"Вышка", или Мысли вслух о приговорённых к смертной казни

Люди, у которых руки по локоть в крови, так или иначе понимают, что за убийства придется отвечать, если не по суду, так перед Богом. Кому-то из них при этом свойственно стремление к покаянию, а кто-то, наоборот, переполняется ненавистью к окружающим. А как вести себя нам, защищаясь от подобных представителей рода человеческого? До сих пор мы не выработали и единого мнения по поводу смертной казни: нужно или нельзя применять ее к преступникам? В связи с этим интересно почитать рассуждения на эту тему человека, долгие годы работавшего в правоохранительной системе и много чего видевшего.

Не жди его, мама

Скоро 10 лет, как я оставил службу в Следственном комитете России, отошел от уголовных дел, если не считать лекций будущим юристам да практических занятий по криминалистике в Приамурском государственном университете имени Шолом-Алейхема. За эти годы многое поменялось не только в России, но и мире, а от этого покачнулось осознание целесообразности применения смертной казни: словно тяжелый, как многотонная гиря, маятник — из крайности в крайность. По уголовным делам, которые я расследовал, было вынесено четыре смертных приговора, из них один приведен в исполнение, два заменены Верховным судом на 15 лет лишения свободы. А вот еще один, приговоренный привел в исполнение самостоятельно в камере Хабаровского следственного изолятора. 

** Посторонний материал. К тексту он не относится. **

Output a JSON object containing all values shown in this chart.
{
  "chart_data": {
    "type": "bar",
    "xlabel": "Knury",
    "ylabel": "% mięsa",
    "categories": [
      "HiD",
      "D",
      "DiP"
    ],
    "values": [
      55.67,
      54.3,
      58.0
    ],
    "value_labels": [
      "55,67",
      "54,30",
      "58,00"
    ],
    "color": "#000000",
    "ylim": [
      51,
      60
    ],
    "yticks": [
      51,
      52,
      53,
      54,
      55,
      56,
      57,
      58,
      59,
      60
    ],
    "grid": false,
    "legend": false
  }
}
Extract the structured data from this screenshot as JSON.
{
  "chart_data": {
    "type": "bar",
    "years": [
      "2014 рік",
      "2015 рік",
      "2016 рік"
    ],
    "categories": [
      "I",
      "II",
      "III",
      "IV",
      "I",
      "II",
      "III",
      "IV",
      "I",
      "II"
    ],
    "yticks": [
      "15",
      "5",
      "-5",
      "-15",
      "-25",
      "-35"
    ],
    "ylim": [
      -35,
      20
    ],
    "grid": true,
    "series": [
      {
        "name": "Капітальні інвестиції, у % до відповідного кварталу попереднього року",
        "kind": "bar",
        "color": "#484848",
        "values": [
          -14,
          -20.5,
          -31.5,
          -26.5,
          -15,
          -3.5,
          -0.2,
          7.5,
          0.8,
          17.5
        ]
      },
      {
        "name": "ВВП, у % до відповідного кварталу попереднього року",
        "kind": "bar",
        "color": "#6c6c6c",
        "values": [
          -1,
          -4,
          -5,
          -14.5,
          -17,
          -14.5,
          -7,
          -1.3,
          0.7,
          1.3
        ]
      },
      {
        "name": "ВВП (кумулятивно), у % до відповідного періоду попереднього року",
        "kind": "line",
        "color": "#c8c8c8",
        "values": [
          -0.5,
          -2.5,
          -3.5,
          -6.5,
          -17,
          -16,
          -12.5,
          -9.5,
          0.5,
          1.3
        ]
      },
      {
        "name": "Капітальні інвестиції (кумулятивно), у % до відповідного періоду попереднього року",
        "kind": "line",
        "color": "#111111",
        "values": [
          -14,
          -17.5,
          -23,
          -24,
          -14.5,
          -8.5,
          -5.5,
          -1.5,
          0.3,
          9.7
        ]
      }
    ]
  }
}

Преступление это было совершено в снежном марте, в середине 90-х годов, еще до введения моратория на исключительную меру наказания, в одном из сел Биробиджанского района.

Под воздействием наркотиков некто К. топором и молотком лишил жизни 9-летнюю девочку — сестру своей сожительницы, и своего сына, которому исполнилось всего 10 дней отроду. А после тем же молотком проломил головы самой сожительнице и её 3-летней дочери от первого брака. 

Психическое заболевание К. стал симулировать с первых минут после задержания пограничниками. Убийца, перемахнув через колючую проволоку линии инженерно-технических сооружений, пытался уйти в сторону Китая. Пограничникам, доставившим его на заставу, он заявил, что намеревался попасть в Иерусалим, чтобы там замолить свой страшный грех. 

Работа с ним предстояла трудная, но труднее психологически проходил осмотр места происшествия: изуродованные детские тела, почти полуобморочное состояние понятых, время от времени нуждающихся в нашатыре. Когда я закончил работу, ко мне подошла старушка и спросила: "Расстреляют теперь сына моего, никогда я его не увижу?" К окончанию осмотра уже все село знало о трагедии. Я ответил, как и полагается, что суд, дескать, все решит.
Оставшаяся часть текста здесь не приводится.